Холмс и Шильке спокойно пошли дальше. Солдат что-то еще крикнул им вслед, чего Шильке не понял.
– Что еще он хочет?
– Нам нельзя выносить чего-то довольно крупного, а не то кто-то увидит.
– Ага.
Через пару минут они добрались до обозначенного на карте входа и вошли в мрачный, прохладный коридор.
– Это что за факультет?
– Понятия не имею. Кто-то остроумно сорвал табличку вместе со свастикой.
Шильке открыл первую же дверь сбоку.
– И что?
– Администрация. Сплошные столы и бумажки.
– Таким способом мы ничего не найдем. Нужно поискать швейцара.

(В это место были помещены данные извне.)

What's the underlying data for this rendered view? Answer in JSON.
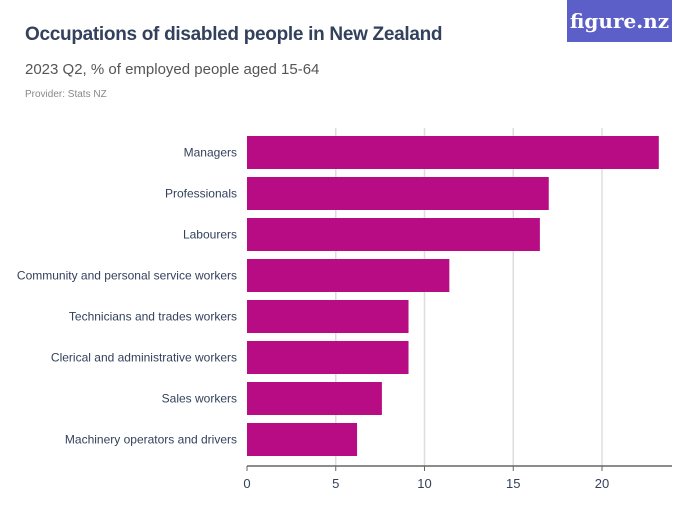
{
  "logo": "figure.nz",
  "chart_data": {
    "type": "bar",
    "orientation": "horizontal",
    "title": "Occupations of disabled people in New Zealand",
    "subtitle": "2023 Q2, % of employed people aged 15-64",
    "provider": "Provider: Stats NZ",
    "categories": [
      "Managers",
      "Professionals",
      "Labourers",
      "Community and personal service workers",
      "Technicians and trades workers",
      "Clerical and administrative workers",
      "Sales workers",
      "Machinery operators and drivers"
    ],
    "values": [
      23.2,
      17.0,
      16.5,
      11.4,
      9.1,
      9.1,
      7.6,
      6.2
    ],
    "xlim": [
      0,
      23.5
    ],
    "xticks": [
      "0",
      "5",
      "10",
      "15",
      "20"
    ],
    "grid": true,
    "bar_color": "#b80c85"
  }
}
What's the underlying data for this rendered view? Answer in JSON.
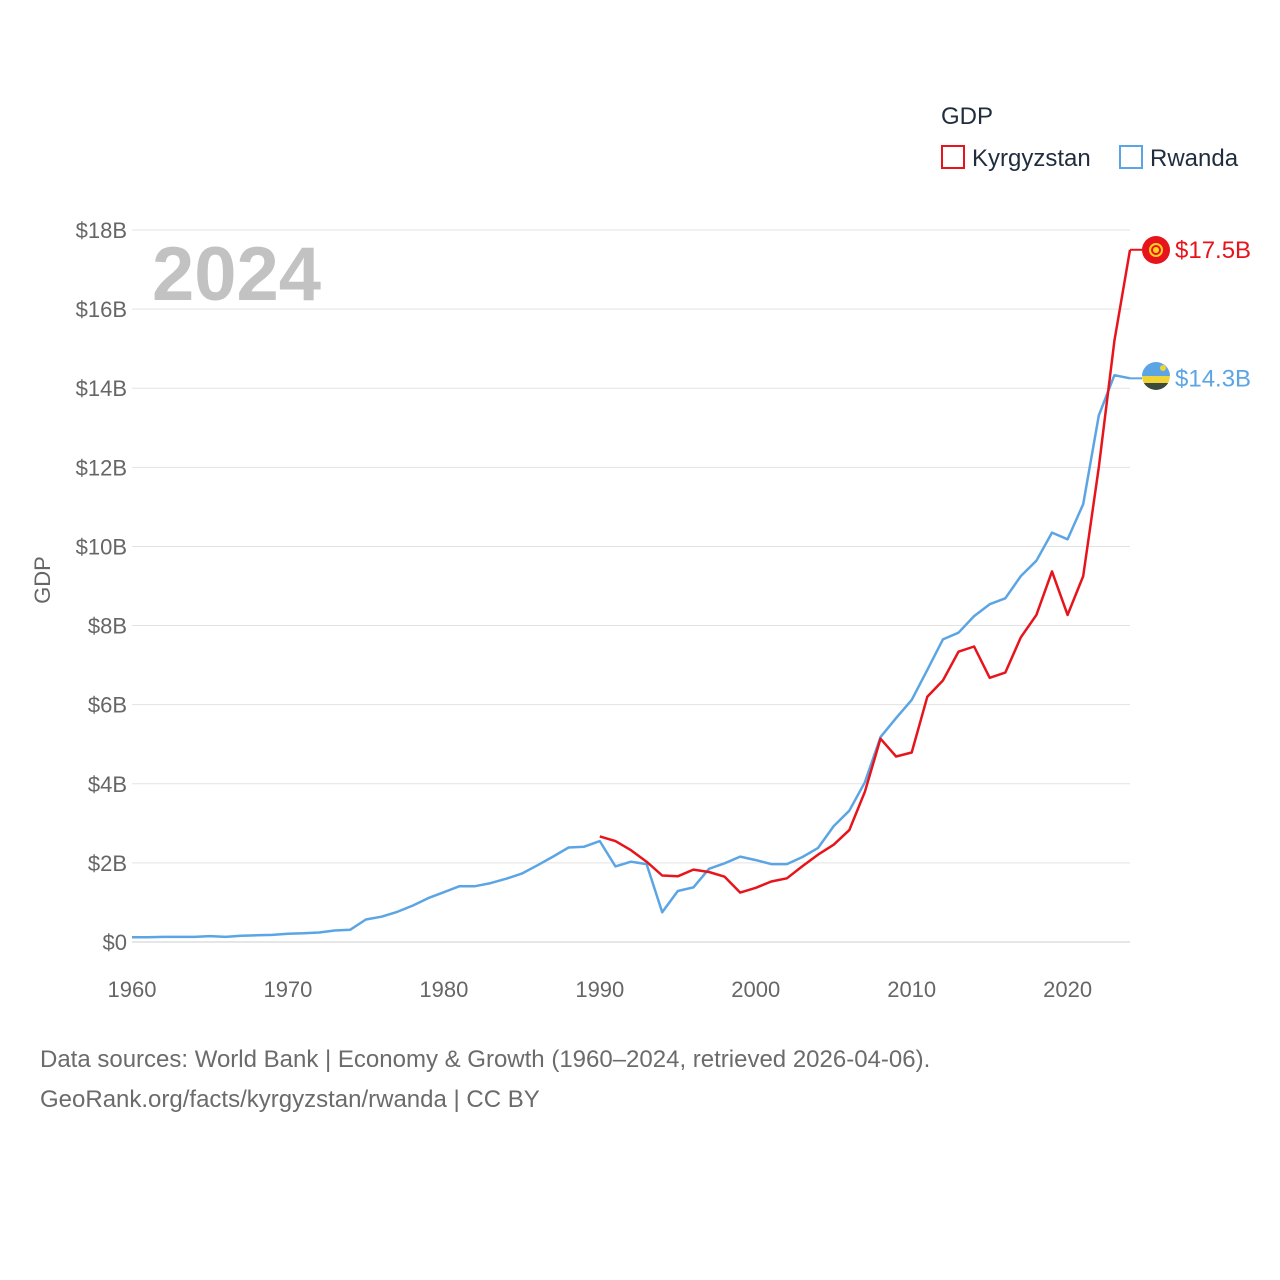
{
  "chart_data": {
    "type": "line",
    "title": "GDP",
    "year_label": "2024",
    "ylabel": "GDP",
    "xlabel": "",
    "xlim": [
      1960,
      2024
    ],
    "ylim": [
      0,
      18
    ],
    "y_ticks": [
      0,
      2,
      4,
      6,
      8,
      10,
      12,
      14,
      16,
      18
    ],
    "y_tick_labels": [
      "$0",
      "$2B",
      "$4B",
      "$6B",
      "$8B",
      "$10B",
      "$12B",
      "$14B",
      "$16B",
      "$18B"
    ],
    "x_ticks": [
      1960,
      1970,
      1980,
      1990,
      2000,
      2010,
      2020
    ],
    "x_tick_labels": [
      "1960",
      "1970",
      "1980",
      "1990",
      "2000",
      "2010",
      "2020"
    ],
    "grid": true,
    "legend_position": "top-right",
    "series": [
      {
        "name": "Kyrgyzstan",
        "color": "#e8141b",
        "end_label": "$17.5B",
        "flag_icon": "kyrgyzstan-flag-icon",
        "x": [
          1990,
          1991,
          1992,
          1993,
          1994,
          1995,
          1996,
          1997,
          1998,
          1999,
          2000,
          2001,
          2002,
          2003,
          2004,
          2005,
          2006,
          2007,
          2008,
          2009,
          2010,
          2011,
          2012,
          2013,
          2014,
          2015,
          2016,
          2017,
          2018,
          2019,
          2020,
          2021,
          2022,
          2023,
          2024
        ],
        "values": [
          2.67,
          2.55,
          2.32,
          2.03,
          1.68,
          1.66,
          1.83,
          1.77,
          1.65,
          1.25,
          1.37,
          1.53,
          1.61,
          1.92,
          2.21,
          2.46,
          2.83,
          3.8,
          5.14,
          4.69,
          4.79,
          6.2,
          6.61,
          7.34,
          7.47,
          6.68,
          6.81,
          7.7,
          8.27,
          9.37,
          8.27,
          9.25,
          12.0,
          15.2,
          17.5
        ]
      },
      {
        "name": "Rwanda",
        "color": "#5ca5e5",
        "end_label": "$14.3B",
        "flag_icon": "rwanda-flag-icon",
        "x": [
          1960,
          1961,
          1962,
          1963,
          1964,
          1965,
          1966,
          1967,
          1968,
          1969,
          1970,
          1971,
          1972,
          1973,
          1974,
          1975,
          1976,
          1977,
          1978,
          1979,
          1980,
          1981,
          1982,
          1983,
          1984,
          1985,
          1986,
          1987,
          1988,
          1989,
          1990,
          1991,
          1992,
          1993,
          1994,
          1995,
          1996,
          1997,
          1998,
          1999,
          2000,
          2001,
          2002,
          2003,
          2004,
          2005,
          2006,
          2007,
          2008,
          2009,
          2010,
          2011,
          2012,
          2013,
          2014,
          2015,
          2016,
          2017,
          2018,
          2019,
          2020,
          2021,
          2022,
          2023,
          2024
        ],
        "values": [
          0.12,
          0.12,
          0.13,
          0.13,
          0.13,
          0.15,
          0.13,
          0.16,
          0.17,
          0.18,
          0.21,
          0.22,
          0.24,
          0.29,
          0.31,
          0.57,
          0.64,
          0.76,
          0.92,
          1.11,
          1.26,
          1.41,
          1.41,
          1.49,
          1.6,
          1.73,
          1.94,
          2.16,
          2.39,
          2.41,
          2.55,
          1.91,
          2.03,
          1.97,
          0.75,
          1.29,
          1.38,
          1.85,
          1.99,
          2.16,
          2.07,
          1.97,
          1.97,
          2.15,
          2.38,
          2.93,
          3.32,
          4.04,
          5.18,
          5.66,
          6.12,
          6.88,
          7.65,
          7.82,
          8.24,
          8.54,
          8.69,
          9.25,
          9.64,
          10.35,
          10.18,
          11.07,
          13.31,
          14.33,
          14.25
        ]
      }
    ]
  },
  "source": {
    "line1": "Data sources: World Bank | Economy & Growth (1960–2024, retrieved 2026-04-06).",
    "line2": "GeoRank.org/facts/kyrgyzstan/rwanda | CC BY"
  }
}
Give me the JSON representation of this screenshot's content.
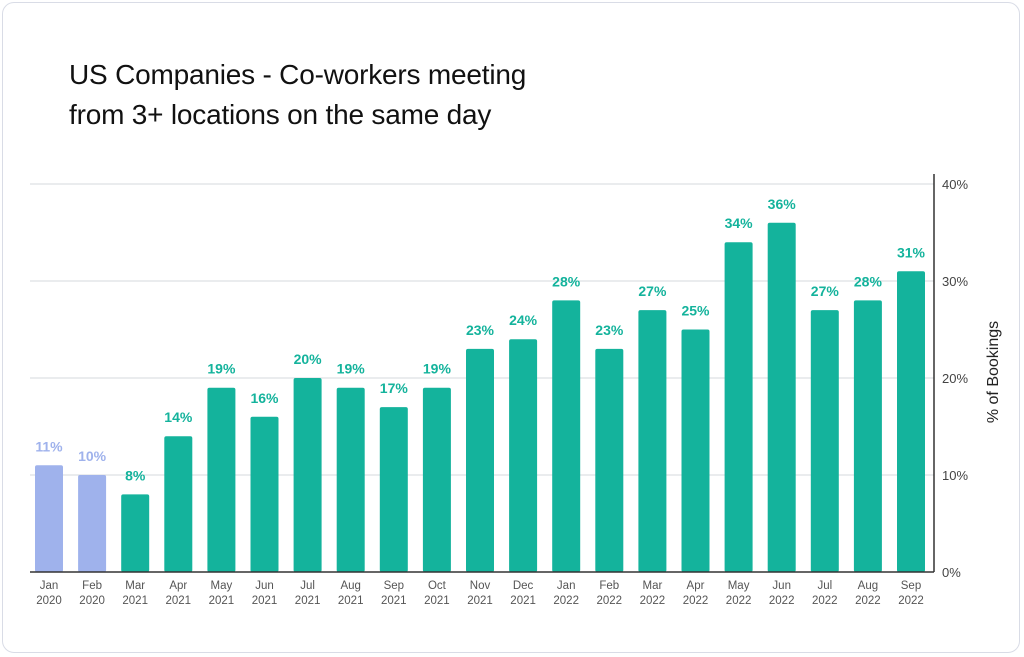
{
  "chart_data": {
    "type": "bar",
    "title": "US Companies - Co-workers meeting from 3+ locations on the same day",
    "title_lines": [
      "US Companies - Co-workers meeting",
      "from 3+ locations on the same day"
    ],
    "ylabel": "% of Bookings",
    "xlabel": "",
    "ylim": [
      0,
      40
    ],
    "yticks": [
      0,
      10,
      20,
      30,
      40
    ],
    "ytick_labels": [
      "0%",
      "10%",
      "20%",
      "30%",
      "40%"
    ],
    "y_axis_position": "right",
    "grid": true,
    "categories": [
      [
        "Jan",
        "2020"
      ],
      [
        "Feb",
        "2020"
      ],
      [
        "Mar",
        "2021"
      ],
      [
        "Apr",
        "2021"
      ],
      [
        "May",
        "2021"
      ],
      [
        "Jun",
        "2021"
      ],
      [
        "Jul",
        "2021"
      ],
      [
        "Aug",
        "2021"
      ],
      [
        "Sep",
        "2021"
      ],
      [
        "Oct",
        "2021"
      ],
      [
        "Nov",
        "2021"
      ],
      [
        "Dec",
        "2021"
      ],
      [
        "Jan",
        "2022"
      ],
      [
        "Feb",
        "2022"
      ],
      [
        "Mar",
        "2022"
      ],
      [
        "Apr",
        "2022"
      ],
      [
        "May",
        "2022"
      ],
      [
        "Jun",
        "2022"
      ],
      [
        "Jul",
        "2022"
      ],
      [
        "Aug",
        "2022"
      ],
      [
        "Sep",
        "2022"
      ]
    ],
    "values": [
      11,
      10,
      8,
      14,
      19,
      16,
      20,
      19,
      17,
      19,
      23,
      24,
      28,
      23,
      27,
      25,
      34,
      36,
      27,
      28,
      31
    ],
    "data_labels": [
      "11%",
      "10%",
      "8%",
      "14%",
      "19%",
      "16%",
      "20%",
      "19%",
      "17%",
      "19%",
      "23%",
      "24%",
      "28%",
      "23%",
      "27%",
      "25%",
      "34%",
      "36%",
      "27%",
      "28%",
      "31%"
    ],
    "highlight_groups": [
      "2020",
      "2020",
      "2021",
      "2021",
      "2021",
      "2021",
      "2021",
      "2021",
      "2021",
      "2021",
      "2021",
      "2021",
      "2022",
      "2022",
      "2022",
      "2022",
      "2022",
      "2022",
      "2022",
      "2022",
      "2022"
    ],
    "colors": {
      "pre": "#9fb2ec",
      "post": "#14b39c",
      "grid": "#d5d8dd",
      "axis": "#333333"
    }
  }
}
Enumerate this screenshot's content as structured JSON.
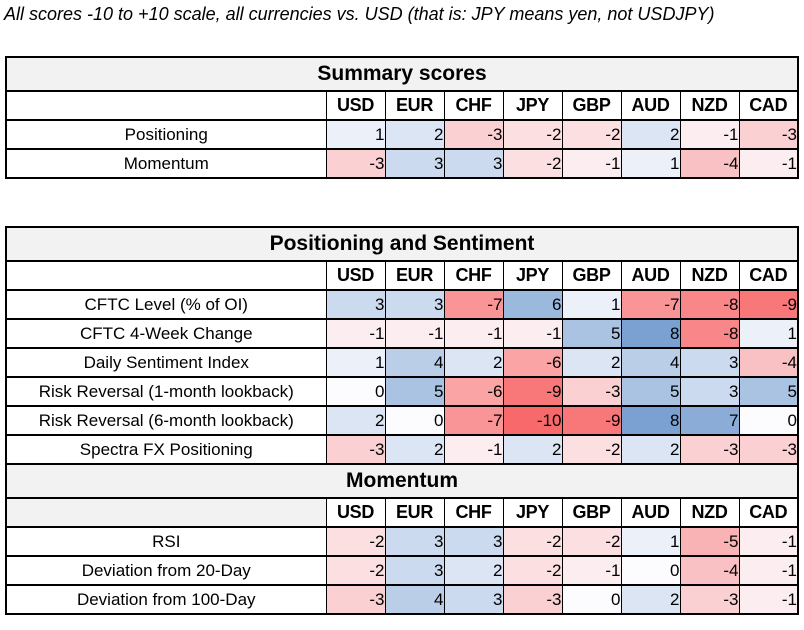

– Думаешь, его оставили? – Они дошли до крупной развилки и открытой лестничной клетки. Окружающие их пустота и тишина действовали успокоительно после неустанных нападений насекомых на улице.
– Ну почем же? Должны же они были оставить кого-то, кто знает, как в этих лабиринтах найти нужные вещи.
Шильке с Холмсом вышли на внутренний дворик возле котельной. Швейцарская и действительно была целехонькой, а сильный пинок в двери убедил проживающего в ней старичка, что наилучшей формой приветствия гостей будет как можно более быстрый подъем рук вверх.
– Ну вот все и стало известно, – очень вежливым тоном начал Холмс. – Так с какого времени вы в НСДАП?
– Я, нет… – Глаза старика буквально вылезали из орбит. – С тридцать пятого, герр офицер.
– И кто кричал громче всех "Хайль Гитлер!" на митингах сотрудников администрации?
Поднятые вверх руки начали трястись.
– Ну я, только ведь я был должен… Обязан.
– Все были должны! А кто выносил приватные вещи выброшенных из института евреев и сжигал их в котельной?
Шильке находился под впечатлением. Понятное дело, все это должен был делать этот вот старик. Холмс прекрасно знал, какими аргументами воспользоваться. Швейцар походил на живое желе.
– А кто срывал и сжигал портреты еврейских ученых, а?
– Меня заставили! Винтовкой угрожали!
Даже Холмсу пришлось усмехнуться, слыша подобную аргументацию.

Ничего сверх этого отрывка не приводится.